The main problem with this positioning was the market category. When we opened sales meetings with “We are a database” the prospect would immediately say “Ah, sorry, we’re an Oracle shop, we can’t bring in another database platform.” By positioning ourselves in a very established market category, we had essentially set Oracle as our competition in the minds of our prospects and had to spend the first meeting undoing the perception that we were essentially a crappy Oracle.

But we WERE a database. What else could we be? The answer came from a prospect in the end. At the end of a difficult sales call a prospect said to us “Ah! I finally get what you are!” To which I responded, “Um, like what are we?” He says “You aren’t a database at all you’re a data warehouse!”
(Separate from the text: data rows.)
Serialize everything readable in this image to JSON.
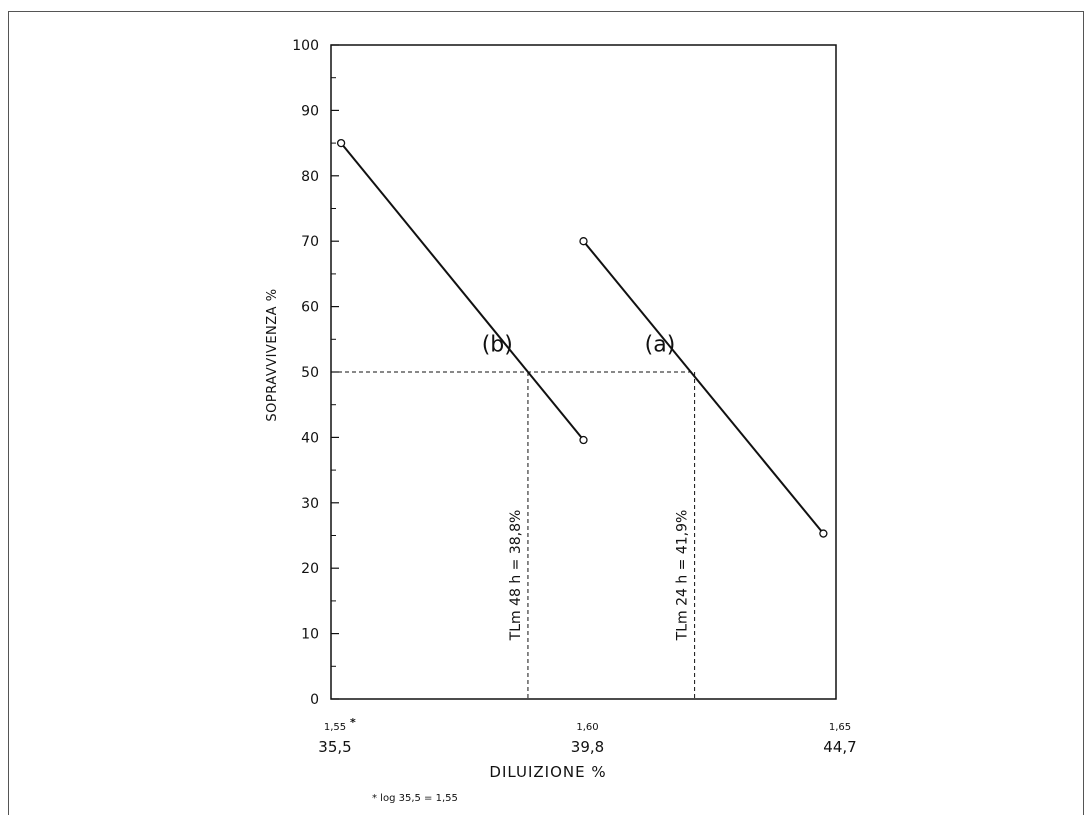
{
  "chart_data": {
    "type": "line",
    "xlabel": "DILUIZIONE %",
    "ylabel": "SOPRAVVIVENZA %",
    "x_scale": "log10",
    "xlim": [
      1.55,
      1.65
    ],
    "ylim": [
      0,
      100
    ],
    "y_ticks": [
      0,
      10,
      20,
      30,
      40,
      50,
      60,
      70,
      80,
      90,
      100
    ],
    "x_ticks": [
      {
        "log": 1.55,
        "log_label": "1,55",
        "marker": "*",
        "value_label": "35,5"
      },
      {
        "log": 1.6,
        "log_label": "1,60",
        "marker": "",
        "value_label": "39,8"
      },
      {
        "log": 1.65,
        "log_label": "1,65",
        "marker": "",
        "value_label": "44,7"
      }
    ],
    "series": [
      {
        "name": "(b)",
        "points": [
          {
            "x": 1.552,
            "y": 85
          },
          {
            "x": 1.6,
            "y": 39.6
          }
        ]
      },
      {
        "name": "(a)",
        "points": [
          {
            "x": 1.6,
            "y": 70
          },
          {
            "x": 1.6475,
            "y": 25.3
          }
        ]
      }
    ],
    "reference_lines": [
      {
        "label": "TLm 48 h = 38,8%",
        "x": 1.589,
        "y": 50
      },
      {
        "label": "TLm 24 h = 41,9%",
        "x": 1.622,
        "y": 50
      }
    ],
    "footnote": "* log 35,5 = 1,55"
  }
}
At the time this technically didn’t seem to be true. Data Warehouses back then were defined by specific features/structures (e.g. star schemas, cubes) designed to speed up analytic queries. We were already a very fast database for analytic queries. So in terms of the value we brought to customers, we were very much a data warehouse. Better yet, by repositioning ourselves as a warehouse, we completely changed the vendors we were compared to. Our new competitors were less established and our technology was clearly different from theirs. By changing our market frame of reference, we went from weak positioning to strong positioning.

At other startups I have been part of we pivoted on the target customer by either focusing down on a smaller niche segment, by focusing on a vertical or by focusing on a different buyer (for example a line of business buyer rather than a technical buyer).

The point here is that once you have the positioning clearly laid out you can see where the weak points potentially are and then experiment to see if there is a way to position yourself more strongly in a different market or to different buyers.